L’histoire de ce sophora est une histoire de résilience. Il se situe dans le parc à l’anglaise du château de Montry, sur la commune du même nom, qui date de la fin du XIXe siècle. On sait que l’arbre a préexisté au parc : il a sans doute plus de deux siècles. Si aujourd’hui, le sophora se présente sous la forme de deux grosses branches principales qui s’étalent sur le sol, lui conférant un remarquable recouvrement de 1 000 mètres carrés, c’est que son histoire est marquée par une chute. Vers 1930, le sophora s’est couché à terre, son tronc initial s’étant creusé de l’intérieur. Une légende est née à cette époque : il s’est dit que les personnes ayant tenté d’abattre cet arbre après sa chute sont mortes prématurément, comme si l’esprit de l’arbre luttait pour sa survie. Le château est désormais devenu un établissement pour l’insertion dans l’emploi. Mais la légende perdure.

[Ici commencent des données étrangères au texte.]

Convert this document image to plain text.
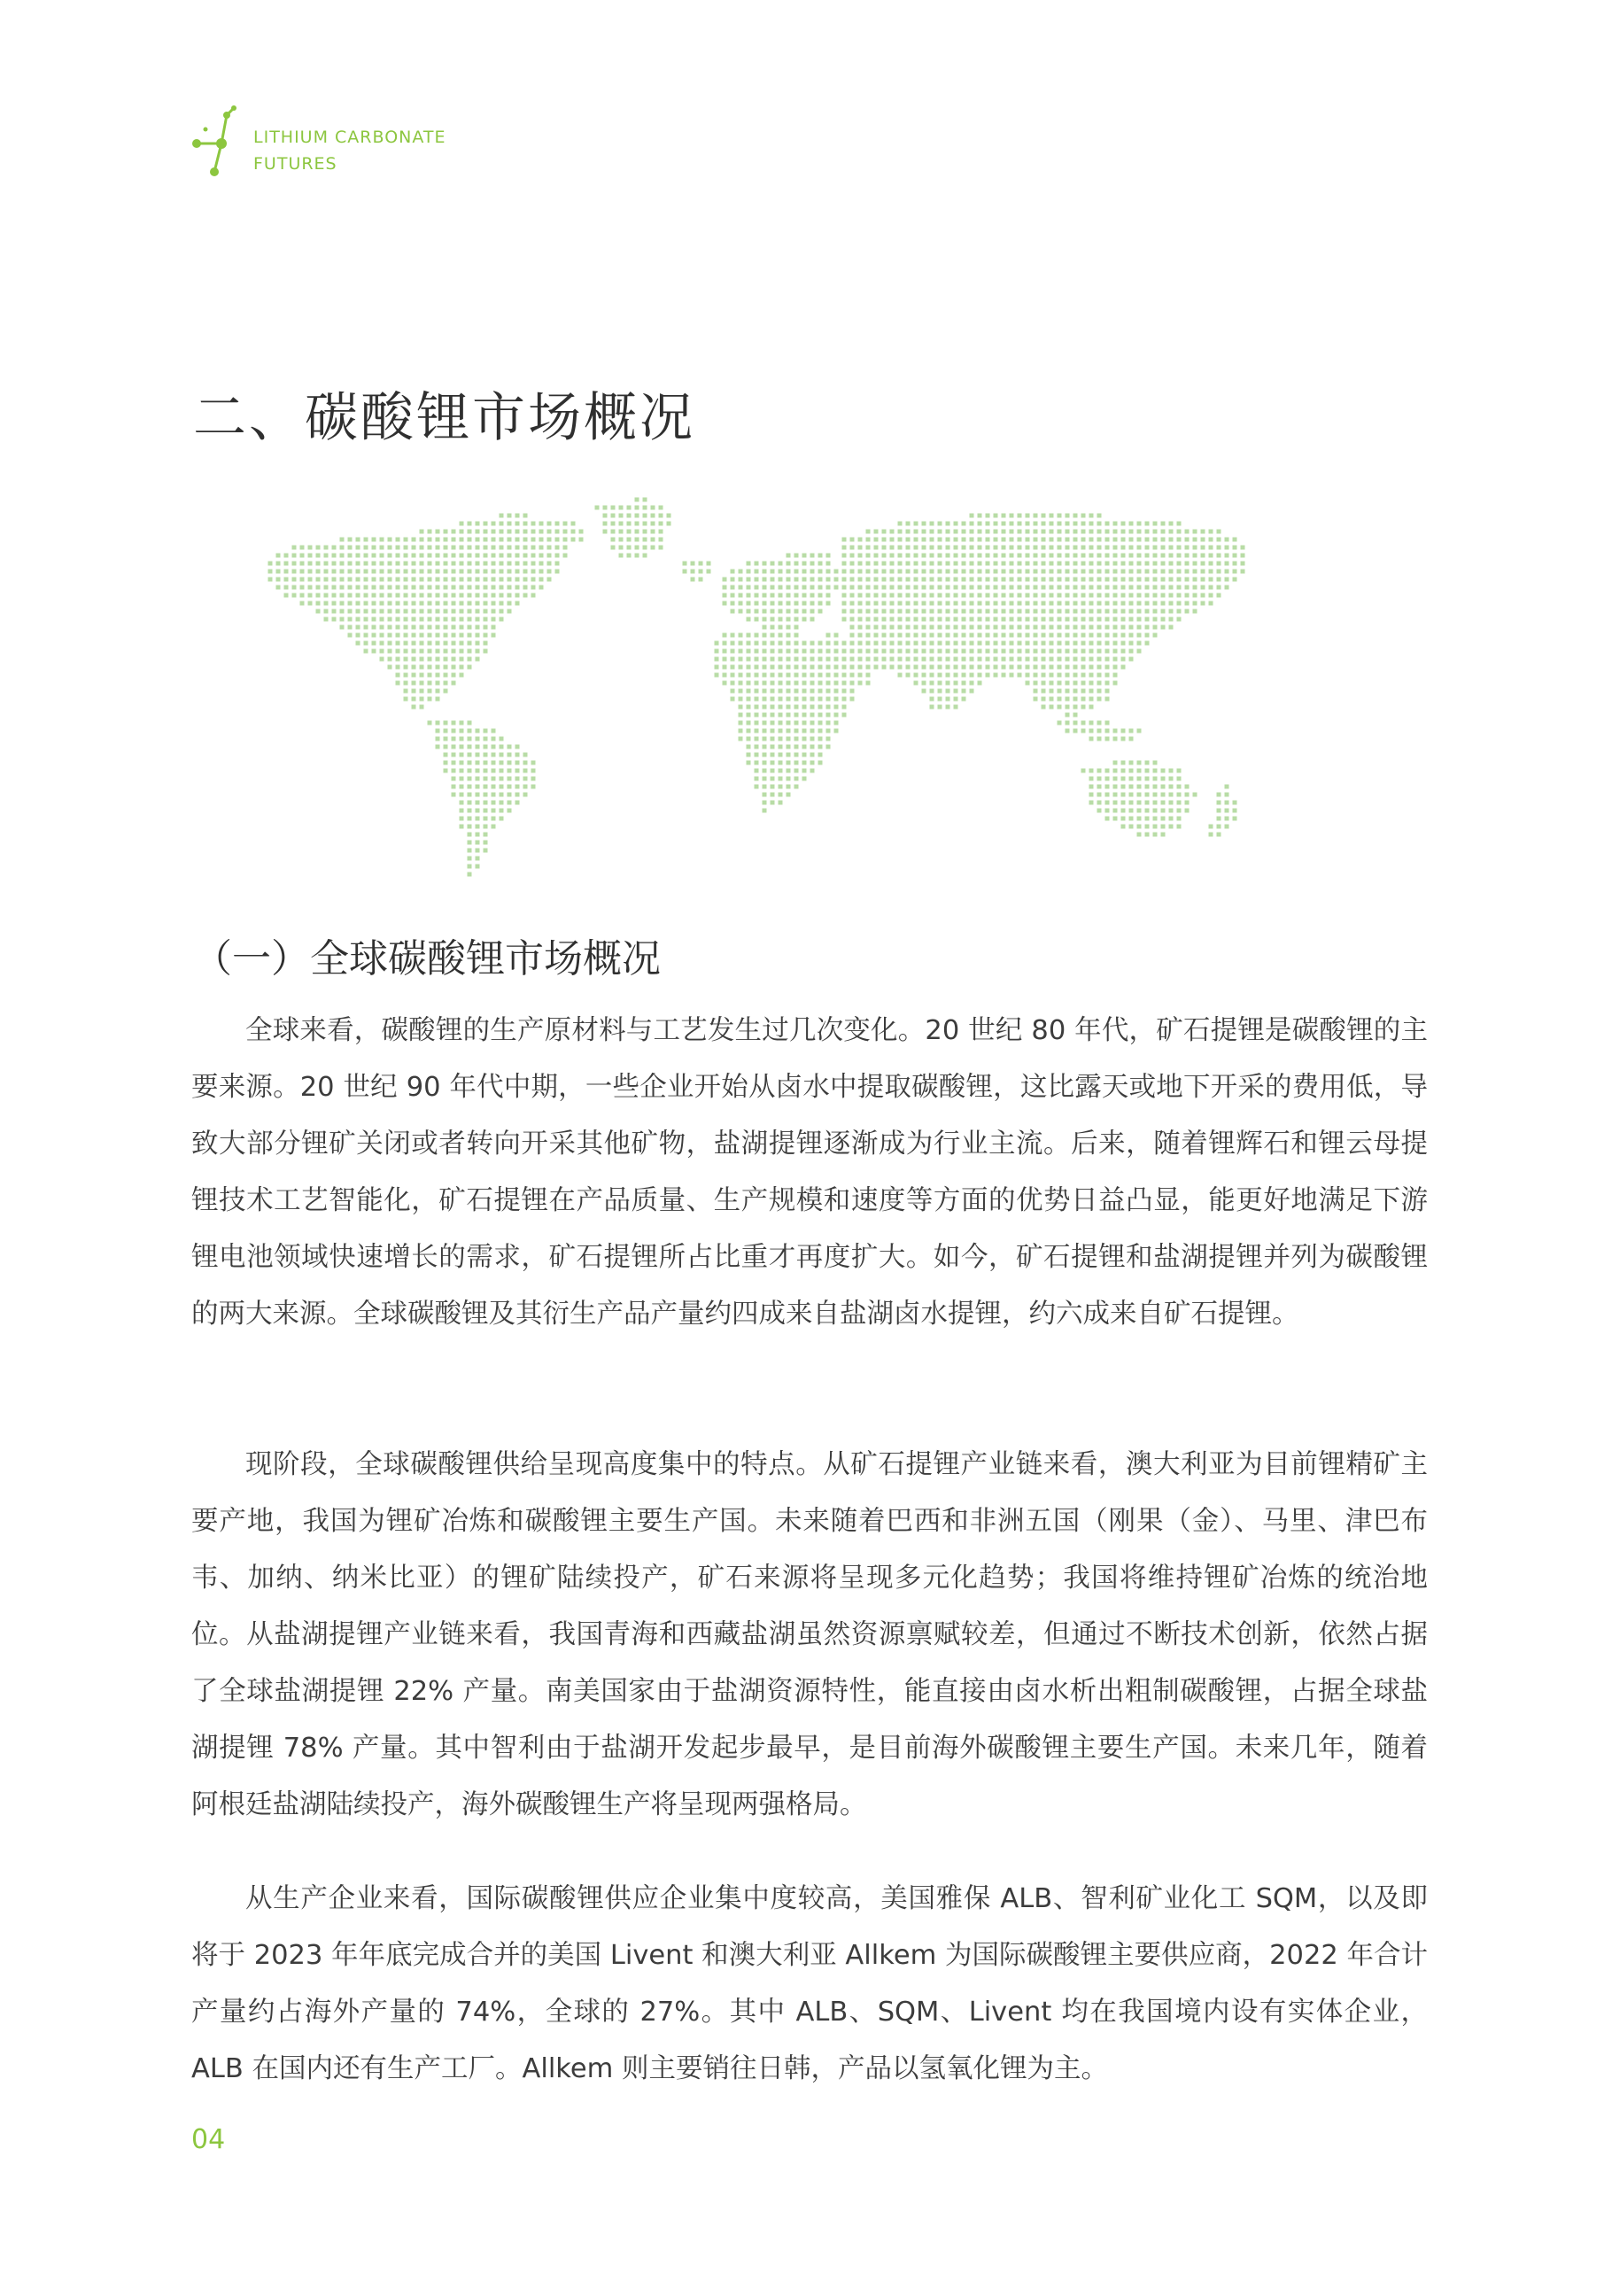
LITHIUM CARBONATE
FUTURES
二、碳酸锂市场概况
（一）全球碳酸锂市场概况

全球来看，碳酸锂的生产原材料与工艺发生过几次变化。20 世纪 80 年代，矿石提锂是碳酸锂的主要来源。20 世纪 90 年代中期，一些企业开始从卤水中提取碳酸锂，这比露天或地下开采的费用低，导致大部分锂矿关闭或者转向开采其他矿物，盐湖提锂逐渐成为行业主流。后来，随着锂辉石和锂云母提锂技术工艺智能化，矿石提锂在产品质量、生产规模和速度等方面的优势日益凸显，能更好地满足下游锂电池领域快速增长的需求，矿石提锂所占比重才再度扩大。如今，矿石提锂和盐湖提锂并列为碳酸锂的两大来源。全球碳酸锂及其衍生产品产量约四成来自盐湖卤水提锂，约六成来自矿石提锂。

现阶段，全球碳酸锂供给呈现高度集中的特点。从矿石提锂产业链来看，澳大利亚为目前锂精矿主要产地，我国为锂矿冶炼和碳酸锂主要生产国。未来随着巴西和非洲五国（刚果（金）、马里、津巴布韦、加纳、纳米比亚）的锂矿陆续投产，矿石来源将呈现多元化趋势；我国将维持锂矿冶炼的统治地位。从盐湖提锂产业链来看，我国青海和西藏盐湖虽然资源禀赋较差，但通过不断技术创新，依然占据了全球盐湖提锂 22% 产量。南美国家由于盐湖资源特性，能直接由卤水析出粗制碳酸锂，占据全球盐湖提锂 78% 产量。其中智利由于盐湖开发起步最早，是目前海外碳酸锂主要生产国。未来几年，随着阿根廷盐湖陆续投产，海外碳酸锂生产将呈现两强格局。

从生产企业来看，国际碳酸锂供应企业集中度较高，美国雅保 ALB、智利矿业化工 SQM，以及即将于 2023 年年底完成合并的美国 Livent 和澳大利亚 Allkem 为国际碳酸锂主要供应商，2022 年合计产量约占海外产量的 74%，全球的 27%。其中 ALB、SQM、Livent 均在我国境内设有实体企业，ALB 在国内还有生产工厂。Allkem 则主要销往日韩，产品以氢氧化锂为主。

04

Et, en 2016, une promotion de volontaires a décidé de prendre le nom de « Sophora » par analogie : l’arbre a chuté, mais s’est relevé, tels les jeunes qui intègrent l’établissement avec le statut de « volontaires à l’insertion ».

Coup de cœur

 Le Chêne de la réserve naturelle du bout du lac, Doussard (74). Rhône-Alpes-Auvergne - Crédit photo : Emmanuel BoitierLe Chêne de la réserve naturelle du bout du lac, Doussard (74). Rhône-Alpes-Auvergne - Crédit photo : Emmanuel Boitier

C’est un grand chêne au port harmonieux, avec un tronc large et robuste et un houppier volumineux. Il trône au milieu d’une vaste prairie, et l’on doit avouer que la mise en scène est des plus réussies, avec les montagnes calcaires du massif des Bauges en toile de fond, le ciel immense et bleu et le vert étincelant de l’herbe et des feuillages. Le chêne du bout du lac est l’arbre emblématique de la réserve naturelle éponyme. Sa mise en valeur ne doit rien au hasard, et on nous assure, non sans une certaine fierté, qu’il fait l’objet d’une « gestion paysagère particulière ». Le vocabulaire technique est toujours un peu austère, il faut l’avouer, mais l’on comprendra plus aisément qu’ici, on est aux petits soins pour lui. Car malgré sa prestance et son volume déjà imposant, notre chêne n’est encore qu’un arbre en devenir. Et avec une circonférence qui dépasse déjà les quatre mètres en un peu plus de deux siècles d’existence, nul doute que notre arbre profite pleinement de toute l’attention qu’on lui donne. Protégé et même choyé, il est assurément promis à un bel avenir.